Однако случилось другое.
— Индейка, — сказала Энни. — Посиди, пока приготовлю.
— Нет, это долго. Съешьте ее, когда захотите. В воскресенье или когда.
— Ее не так уж долго жарить. Два-три часа. Так долго тебя не было — неужели сразу и убежишь?
— Я не убегаю.
— Хорошо. Сразу и поставлю ее в духовку. Придет Пег, начистим картошки и луку, а Данни сбегает за клюквой. Индейка, надо же. Рождество торопишь.
— Данни — это кто?
— Данни не знаешь? Конечно, откуда. Сын Пег. Она вышла за Джорджа Куинна. Джорджа ты ведь знаешь, и у них мальчик Десять лет ему.
— Десять.
— В четвертом классе, умница.
— Джеральду было бы сейчас двадцать два.
— Да.
— Я видел его могилу.
— Видел? Когда?
— Вчера. Работал там днем, нашел его, поговорили немного.
— Поговорили?
— С Джеральдом поговорили. Рассказал ему, как это вышло. Всякого нарассказал.
— Думаю, он рад был тебя услышать.
— Может быть. А Билл где?
— Билл? А-а, ты о Билли. Для нас он так и остался Билли. Прилег. У него с политиками получилась неприятность, переживает. Похитили племянника Патси Маккола. Сына Бинди. Ты, наверно, читал об этом.
— Читал. И Мартин Догерти мне рассказывал, давно уж.
— Мартин сегодня в газете написал про Билли.
— Это я тоже видел. Хорошо написал. Мартин говорит, отец его еще жив.
— Эдвард. Жив, на Мейн-стрит живет. Память потерял, бедняга, а так крепкий. Видим его иногда — с Мартином прогуливается. Я разбужу Билли, скажу, что ты здесь.
— Нет, не надо пока. Поговорим.
— Поговорим. Правда. Пойдем в комнату.
— Куда, в такой одежде-то? Старье весь день таскал. Весь дом тебе запачкаю.
— Подумаешь.
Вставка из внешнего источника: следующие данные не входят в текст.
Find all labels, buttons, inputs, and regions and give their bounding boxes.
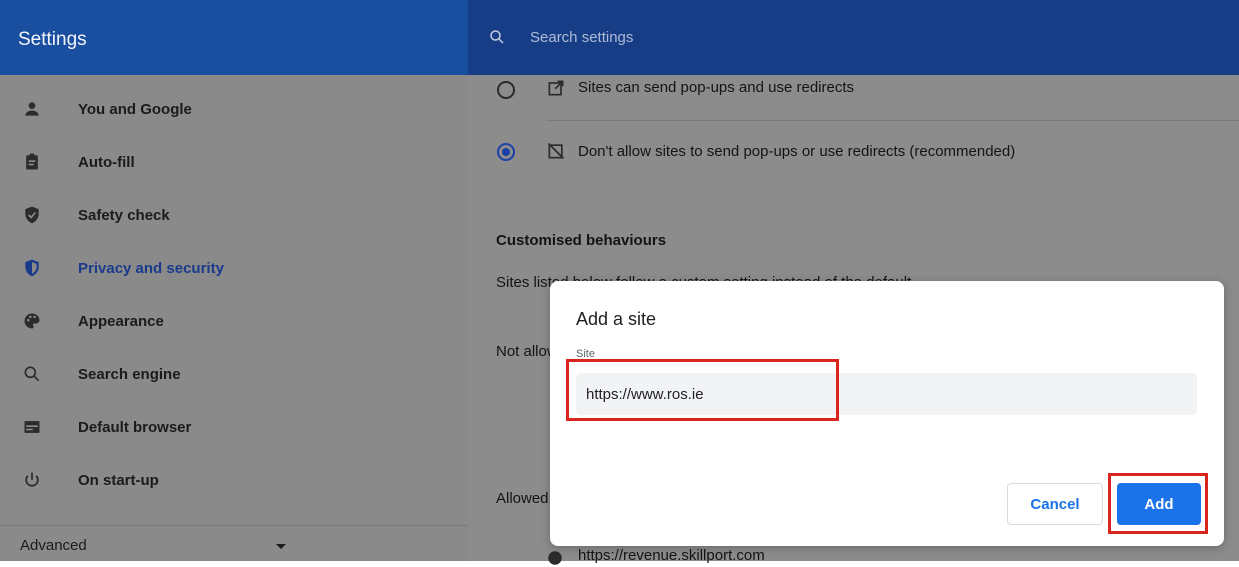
header: Settings <box>0 0 1239 75</box>
add-button[interactable]: Add <box>1117 483 1201 525</box>
sidebar-item-label: Safety check <box>78 207 170 224</box>
advanced-label: Advanced <box>20 537 87 554</box>
sidebar: You and Google Auto-fill Safety check Pr… <box>0 75 468 561</box>
sidebar-item-auto-fill[interactable]: Auto-fill <box>0 138 468 188</box>
search-icon <box>490 30 504 44</box>
sidebar-item-safety-check[interactable]: Safety check <box>0 191 468 241</box>
sidebar-item-on-start-up[interactable]: On start-up <box>0 456 468 506</box>
search-icon <box>24 366 40 382</box>
globe-icon <box>548 551 562 565</box>
search-input[interactable] <box>530 26 1030 48</box>
radio-block-popups[interactable] <box>497 143 515 161</box>
customised-behaviours-title: Customised behaviours <box>496 232 667 249</box>
popup-blocked-icon <box>547 142 565 160</box>
brand-area: Settings <box>0 0 468 75</box>
radio-allow-popups[interactable] <box>497 81 515 99</box>
cancel-button[interactable]: Cancel <box>1007 483 1103 525</box>
sidebar-item-appearance[interactable]: Appearance <box>0 297 468 347</box>
divider <box>0 525 468 526</box>
option-allow-label: Sites can send pop-ups and use redirects <box>578 79 854 96</box>
shield-check-icon <box>25 206 39 224</box>
sidebar-item-label: Appearance <box>78 313 164 330</box>
browser-icon <box>24 421 40 433</box>
site-input[interactable] <box>576 373 1197 415</box>
palette-icon <box>24 313 40 329</box>
site-field-label: Site <box>576 348 595 360</box>
sidebar-item-you-and-google[interactable]: You and Google <box>0 85 468 135</box>
sidebar-item-label: You and Google <box>78 101 192 118</box>
add-site-dialog: Add a site Site Cancel Add <box>550 281 1224 546</box>
dialog-title: Add a site <box>576 309 657 329</box>
open-in-new-icon <box>548 80 564 96</box>
divider <box>546 120 1239 121</box>
search-bar[interactable] <box>468 0 1239 75</box>
sidebar-item-default-browser[interactable]: Default browser <box>0 403 468 453</box>
sidebar-item-label: Auto-fill <box>78 154 135 171</box>
caret-down-icon <box>276 544 286 549</box>
person-icon <box>25 102 39 116</box>
allowed-site-url: https://revenue.skillport.com <box>578 547 765 564</box>
page-title: Settings <box>18 29 87 50</box>
shield-icon <box>25 259 39 277</box>
sidebar-item-label: Default browser <box>78 419 192 436</box>
power-icon <box>25 472 39 487</box>
sidebar-item-label: Privacy and security <box>78 260 224 277</box>
sidebar-item-privacy-and-security[interactable]: Privacy and security <box>0 244 468 294</box>
sidebar-advanced-toggle[interactable]: Advanced <box>0 530 300 560</box>
clipboard-icon <box>26 153 38 170</box>
option-block-label: Don't allow sites to send pop-ups or use… <box>578 143 1016 160</box>
sidebar-item-label: On start-up <box>78 472 159 489</box>
sidebar-item-search-engine[interactable]: Search engine <box>0 350 468 400</box>
sidebar-item-label: Search engine <box>78 366 181 383</box>
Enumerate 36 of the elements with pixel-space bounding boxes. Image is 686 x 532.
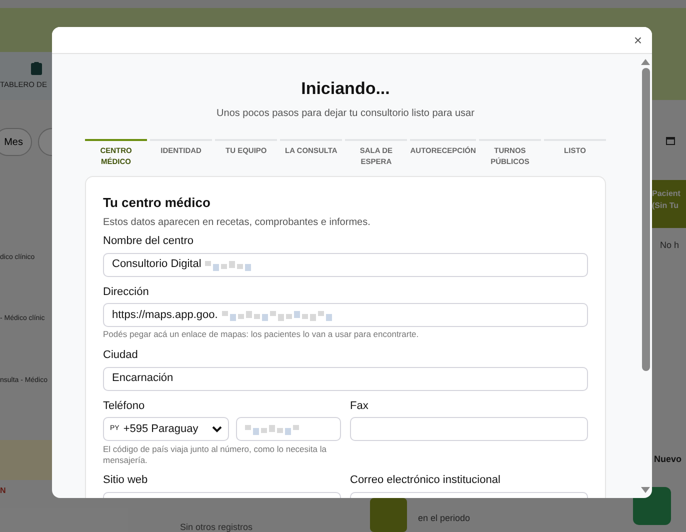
redaction-drawing: [205, 258, 254, 270]
clipboard-icon: [31, 62, 42, 75]
calendar-icon[interactable]: [666, 136, 675, 145]
column-header: N: [0, 485, 6, 497]
field-hint: Podés pegar acá un enlace de mapas: los pacientes lo van a usar para encontrarte.: [103, 329, 420, 340]
field-hint: El código de país viaja junto al número, como lo necesita la mensajería.: [103, 444, 328, 466]
field-label: Ciudad: [103, 348, 139, 363]
scrollbar-thumb[interactable]: [642, 68, 650, 371]
dialog-title: Iniciando...: [301, 78, 390, 100]
text-field[interactable]: Encarnación: [103, 366, 588, 390]
section-title: Tu centro médico: [103, 194, 212, 212]
fax-field[interactable]: [350, 417, 588, 441]
field-label: Teléfono: [103, 398, 146, 414]
redaction-drawing: [245, 423, 301, 435]
table-row-highlight: [0, 440, 52, 480]
chevron-down-icon: [212, 426, 222, 432]
scroll-down-icon[interactable]: [641, 487, 650, 493]
field-label: Fax: [350, 398, 370, 414]
field-label: Dirección: [103, 284, 150, 300]
text-field[interactable]: https://maps.app.goo.: [103, 303, 588, 327]
stat-icon: [370, 498, 407, 532]
dialog-subtitle: Unos pocos pasos para dejar tu consultorio listo para usar: [216, 106, 474, 120]
field-label: Sitio web: [103, 473, 149, 488]
field-label: Nombre del centro: [103, 234, 194, 249]
text-field[interactable]: Consultorio Digital: [103, 252, 588, 276]
card-title: Nuevo: [654, 453, 682, 466]
field-label: Correo electrónico institucional: [350, 473, 502, 488]
side-card-header: Pacient (Sin Tu: [652, 180, 686, 228]
empty-text: No h: [660, 239, 680, 252]
scroll-up-icon[interactable]: [641, 59, 650, 65]
close-button[interactable]: ×: [634, 33, 642, 47]
stat-caption: en el periodo: [418, 512, 470, 525]
phone-field[interactable]: [236, 417, 341, 441]
empty-text: Sin otros registros: [180, 521, 253, 532]
section-description: Estos datos aparecen en recetas, comprobantes e informes.: [103, 216, 372, 230]
period-button[interactable]: Mes: [0, 128, 32, 156]
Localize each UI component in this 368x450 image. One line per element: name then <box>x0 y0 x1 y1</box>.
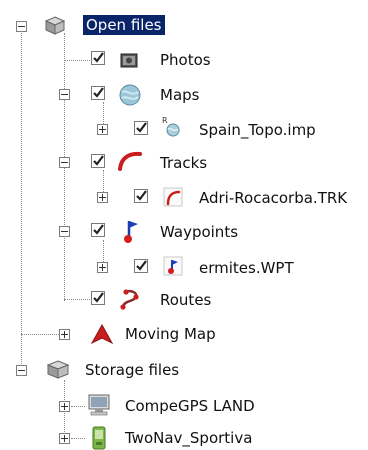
expand-moving-map[interactable] <box>59 329 70 340</box>
route-icon <box>118 287 140 310</box>
database-icon <box>46 358 70 380</box>
track-file-icon <box>162 186 184 208</box>
moving-map-arrow-icon <box>90 323 114 345</box>
computer-icon <box>86 393 110 416</box>
photos-label[interactable]: Photos <box>160 50 211 70</box>
tree-line <box>71 438 85 439</box>
map-file-label[interactable]: Spain_Topo.imp <box>199 120 316 140</box>
collapse-tracks[interactable] <box>59 157 70 168</box>
map-file-checkbox[interactable] <box>133 120 149 136</box>
svg-text:R: R <box>162 116 168 125</box>
tree-line <box>64 60 90 61</box>
tree-line <box>71 406 85 407</box>
track-icon <box>117 150 142 172</box>
open-files-label[interactable]: Open files <box>83 15 165 35</box>
expand-waypoint-file[interactable] <box>97 262 108 273</box>
file-tree: Open files Photos Maps R Spain_Topo.imp … <box>0 0 368 450</box>
tracks-label[interactable]: Tracks <box>160 153 207 173</box>
expand-map-file[interactable] <box>97 124 108 135</box>
tree-line <box>21 33 22 370</box>
collapse-maps[interactable] <box>59 89 70 100</box>
database-icon <box>44 14 66 36</box>
photos-checkbox[interactable] <box>90 50 106 66</box>
tree-line <box>21 334 59 335</box>
storage-files-label[interactable]: Storage files <box>85 360 179 380</box>
maps-checkbox[interactable] <box>90 85 106 101</box>
expand-track-file[interactable] <box>97 192 108 203</box>
collapse-open-files[interactable] <box>16 21 27 32</box>
device-gps-label[interactable]: TwoNav_Sportiva <box>125 428 252 448</box>
track-file-label[interactable]: Adri-Rocacorba.TRK <box>199 188 347 208</box>
collapse-storage-files[interactable] <box>16 365 27 376</box>
waypoint-file-checkbox[interactable] <box>133 258 149 274</box>
expand-device-pc[interactable] <box>59 401 70 412</box>
waypoint-file-label[interactable]: ermites.WPT <box>199 258 294 278</box>
routes-checkbox[interactable] <box>90 290 106 306</box>
device-pc-label[interactable]: CompeGPS LAND <box>125 396 255 416</box>
tracks-checkbox[interactable] <box>90 153 106 169</box>
moving-map-label[interactable]: Moving Map <box>125 324 216 344</box>
waypoint-flag-icon <box>120 218 142 243</box>
map-file-icon: R <box>160 115 182 137</box>
routes-label[interactable]: Routes <box>160 290 211 310</box>
collapse-waypoints[interactable] <box>59 226 70 237</box>
track-file-checkbox[interactable] <box>133 188 149 204</box>
tree-line <box>64 299 90 300</box>
maps-label[interactable]: Maps <box>160 85 199 105</box>
waypoint-file-icon <box>162 255 184 277</box>
waypoints-label[interactable]: Waypoints <box>160 222 238 242</box>
waypoints-checkbox[interactable] <box>90 222 106 238</box>
camera-icon <box>118 49 140 71</box>
map-globe-icon <box>118 83 141 106</box>
gps-device-icon <box>90 426 112 450</box>
expand-device-gps[interactable] <box>59 433 70 444</box>
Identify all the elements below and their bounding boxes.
Неважно.
— И тут хорошо. Вон из окна двор видно. Красивый двор. И собака у тебя — колли.
— Веселая. Данни стрижет траву, а собака в нее свои кости закапывает. У соседей кошка, так она за ней вдоль забора гоняется.
— Сильно семья изменилась. Да я так и думал. Как твой брат и сестры?
— Хорошо. Джонни совсем не меняется. Сейчас он в комитете у демократов. Джози очень растолстела и потеряла много волос. Носит накладку. А Минни всего два года прожила с мужем — умер. Очень одинока, комнату снимает. Но мы все видимся.
— Билли молодцом.
— Игрок, и не очень хороший. Вечно без денег.
— Когда мы первый раз встретились, он хорошо ко мне отнесся. Тогда он был при деньгах. Залог за меня внес, спас от тюрьмы и хотел мне новый костюм купить. Порядочно дал денег, а я, конечно, все спустил. Он малый твердый, Билли. Я его любил. Говорит, ты ни ему, ни Пег не рассказывала, что я уронил Джеральда.
— Да, только на днях рассказала.
— Ты, Энни, оригинальная женщина. Таких, как ты, поискать.
— Что пользы об этом рассказывать? Что было, то было. Твоей вины в том не больше, чем моей. Ничьей в том вины нет.
— Никак мне не отблагодарить тебя за это. Туг благодарности — все равно что пустой звук Тут я не знаю прямо…
Она махнула рукой.
— Хватит об этом, — сказала она. — Всё уже. Пойди сядь, расскажи, как это ты вдруг к нам собрался.
Он сел на скамью в алькове и глянул в окно, где стояла герань с двумя цветками, увидел колли, яблоню, которая росла у них на дворе, но давала тень и плоды двум соседним, клумбы, подстриженную траву и белый забор из сетки, все это ограждавший. Как красиво. Ему нестерпимо хотелось рассказать обо всех своих прегрешениях, чтобы хоть ими уравняться с этой не доставшейся ему красотой, но язык его цепенел, примерно так же, как ноги, когда он шел по клейкому тротуару. Его ум и тело пребывали как будто в наркотическом сне, когда восприятия сохранены, а действовать не можешь. Не было никакой возможности объяснить, что привело его сюда. Для этого пришлось бы не только перечислить все грехи, но и беглые, напрасные мечты, все его случайные блуждания по стране, все его возвращения в этот город и отъезды — снова отъезд и снова к ним не зашел, а почему — не знает. Пришлось бы подвергнуть вскрытию его приступы буйства, страх перед правосудием, его жизнь с Элен и нынешнее от нее отступничество, спанье с разными женщинами, которые ему вовсе не были нужны, его пьяные дела, утренние похмелья, ночевки в бурьяне, попрошайничество — не из-за безработицы, а сперва ради Элен, а потом — из-за того, что это легко: легче, чем работать. Все было легче, чем возвращение домой, — даже опуститься до уровня социальной личинки, уличного слизня.
Но вот вернулся домой.
Он же дома сейчас, верно?
И если да, то спрашивается как раз: почему?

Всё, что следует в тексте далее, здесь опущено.